Dane Głównego Urzędu Statystycznego pokazują, że dług najemców mieszkań komunalnych, spółdzielczych, zakładowych i wynajmowanych od państwa wciąż rośnie. W tej chwili wynosi 4,5 mld zł. Blisko połowa tej kwoty to zadłużenie lokatorów mieszkań komunalnych. Według GUS wśród przyczyn niepłacenia czynszów są przede wszystkim niskie zarobki, utrata pracy lub nagła choroba.
- Mamy trochę do czynienia z powrotem do lat 90., gdy odprawy wypłacano górnikom i często tracili je na różne gadżety. Dziś tych gadżetów od telefonów po telewizory jest na rynku coraz więcej. Nie chcemy się czuć gorsi od sąsiadów i dlatego kupujemy nową plazmę, zamiast spłacać sumiennie rachunki - ocenia prof. Kazimiera Wódz, socjolog z Uniwersytetu Śląskiego.
Poza tym sytuacja ekonomiczna, która przecież nie będzie trwać wiecznie, sprzyja takiej finansowej nonszalancji. Polityka społeczna rządu, który zdecydował się na wypłaty różnych dodatków, sprzyja takim postawom.
- Myślimy sobie: dostaniemy 500 plus, to spłacimy ratę, zapłacimy za telefon itd., a pieniądze się rozchodzą, bo żywność drożeje, benzyna też - dodaje prof. Wódz. Poza tym wciąż niepewna pozostaje sytuacja związana z wysokością przyszłych emerytur. Te obecnie wyliczane nie zachęcają do wydatków w stylu: postaw się, a zastaw się.
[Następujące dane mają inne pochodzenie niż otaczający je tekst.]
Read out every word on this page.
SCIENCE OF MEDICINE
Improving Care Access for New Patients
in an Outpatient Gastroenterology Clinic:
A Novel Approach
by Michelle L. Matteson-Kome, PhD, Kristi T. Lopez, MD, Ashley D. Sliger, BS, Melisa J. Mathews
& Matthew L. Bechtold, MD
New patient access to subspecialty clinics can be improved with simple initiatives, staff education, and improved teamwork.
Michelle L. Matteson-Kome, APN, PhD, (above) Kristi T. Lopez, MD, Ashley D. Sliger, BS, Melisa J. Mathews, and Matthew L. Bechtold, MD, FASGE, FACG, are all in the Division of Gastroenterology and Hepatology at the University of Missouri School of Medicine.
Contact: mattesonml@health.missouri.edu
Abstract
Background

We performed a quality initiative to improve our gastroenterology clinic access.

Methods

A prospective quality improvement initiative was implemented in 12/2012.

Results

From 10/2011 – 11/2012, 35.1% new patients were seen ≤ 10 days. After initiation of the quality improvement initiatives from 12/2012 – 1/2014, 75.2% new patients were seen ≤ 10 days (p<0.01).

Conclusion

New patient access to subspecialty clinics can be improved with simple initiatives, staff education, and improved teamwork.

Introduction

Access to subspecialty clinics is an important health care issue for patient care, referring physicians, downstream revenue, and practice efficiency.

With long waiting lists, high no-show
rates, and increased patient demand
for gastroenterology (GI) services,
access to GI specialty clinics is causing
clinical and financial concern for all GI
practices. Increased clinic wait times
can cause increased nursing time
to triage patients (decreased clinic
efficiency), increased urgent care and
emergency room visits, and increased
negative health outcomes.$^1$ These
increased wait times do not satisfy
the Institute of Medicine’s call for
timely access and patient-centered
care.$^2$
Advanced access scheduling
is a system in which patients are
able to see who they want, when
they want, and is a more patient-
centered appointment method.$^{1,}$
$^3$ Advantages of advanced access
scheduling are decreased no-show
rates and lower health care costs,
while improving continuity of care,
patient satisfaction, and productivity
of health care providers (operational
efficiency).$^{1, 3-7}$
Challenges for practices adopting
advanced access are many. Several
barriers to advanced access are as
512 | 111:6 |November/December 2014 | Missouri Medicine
Pamiętajmy! Jeden niezapłacony czynsz czy dwutygodniowe spóźnienie w opłaceniu rachunku nie spowodują, że lokator od razu będzie miał nieprzyjemności w spółdzielni lub trafi na tzw. czarną listę dłużników. Proces windykacyjny rusza zazwyczaj nawet po kilku miesiącach niepłacenia zobowiązania. Spółdzielnia mieszkaniowa może windykować zadłużenie samodzielnie lub sprzedać wierzytelności tzw. wierzycielowi wtórnemu, którym może być firma windykacyjna, fundusz inwestycyjny czy fundusz sekurytyzacyjny. Niektóre spółdzielnie mieszkaniowe i zarządcy nieruchomości umożliwiają odpracowanie długu, co jest rozwiązaniem lepszym aniżeli proces sądowy lub eksmisja. Zdarza się, że zgodę na odpracowanie można uzyskać dopiero wtedy, gdy zadeklarujemy wznowienie regularnych opłat po odpracowaniu zaległości. Niektóre spółdzielnie określają z góry maksymalną kwotę, którą osoba zadłużona może odpracować (np. 20-25 tys. zł).